Nor does a statistically significant finding make it relevant for you. You need to look at your own situation to determine whether study findings are personally significant. You are likely to find a result important if the study was conducted in people like you, if you are at risk for the disease being investigated, and if you are willing to make the changes suggested by the findings.

Personal significance gets at the question of risks and benefits. If you are like most men, the first question that you’ll ask when you read about prostate cancer is, “Will it happen to me?” Despite the simplicity of this question, it does not have a simple answer. Instead, it usually gets a statistical reply: compared with an average person, an individual with your health history is X times more likely to become ill. In this case, X marks relative risk.

If your relative risk of prostate cancer is greater than 1, you are more likely than average to be stricken; a relative risk of 2, for example, means you are twice as likely to develop prostate cancer.
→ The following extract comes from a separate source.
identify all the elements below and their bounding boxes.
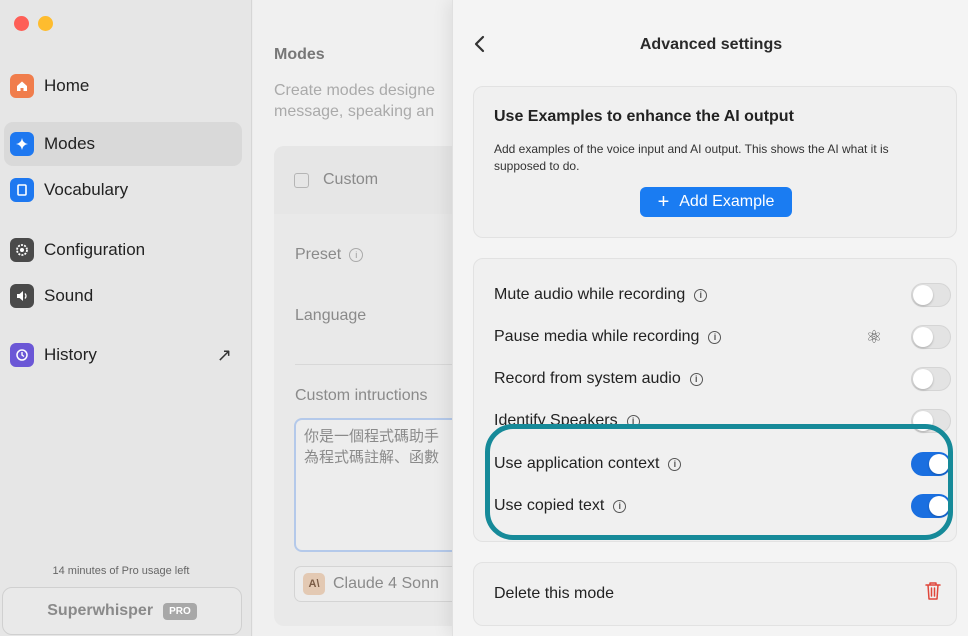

Men with fathers or brothers who’ve had prostate cancer are 1.5 to 3 times as likely to develop the disease as men with no family history, and if multiple relatives have been diagnosed before age 55, a man’s risk rises even further. Although even a small risk can be important when your health is involved, you should interpret relative risks below 1.5 with caution.

Relative risk is important, but to learn what it means for you, you must also consider your absolute risk. Suppose, for example, that a study finds that someone like you is three times as likely to develop Disease Y compared with the average man. Your relative risk of 3 might sound scary, but if the average man’s risk is only one in a million, your risk of three in a million shouldn’t keep you awake at night. In the words of one statistician, a difference, to be a difference, must make a difference.

Benefit is the converse of risk. In the Prostate Cancer Prevention Trial (see “Can prostate cancer be prevented?”), researchers found that taking finasteride could cut the risk of prostate cancer by 25%. A 25% reduction in risk sounds great, and it is — especially if you have a high risk to begin with. Approximately 16% of men born today will be diagnosed with prostate cancer at some point in their lifetime. So taking finasteride might provide an absolute risk reduction of 4% (25% of 16%). Worth it? Only you can decide after weighing the potential risks, benefits, and costs.

Admittedly, a one-in-six chance of being diagnosed with prostate cancer sounds scary, but keep in mind, that’s just the risk of being diagnosed with the disease. The risk of dying from prostate cancer is different: a white American man’s risk is only about 3%; an African American’s, about twice that. For all men, the chances of dying from cardiovascular disease are greater than dying from prostate cancer.

The public has a voracious appetite for health information, and the media are eager to feed that hunger. Too often, though, complex findings are reduced to a sound bite or a headline proclaiming “New Hope” or “No Hope.” To be an informed health consumer you will have to read behind the headlines. Focus on results that have been published in peer-reviewed medical journals. Note any potential conflicts of interest, particularly when research is funded by pharmaceutical companies and other commercial enterprises. (Conflicts of interest don’t necessarily invalidate research, but they should encourage you to read the findings with a slightly more critical eye.)

Most importantly, when you read about medical research, see how new information fits into your personal health puzzle before you decide to change your ways. Keep the big picture in mind, and remember to factor in your personal preferences and priorities. If you have lingering questions, discuss them with your doctor.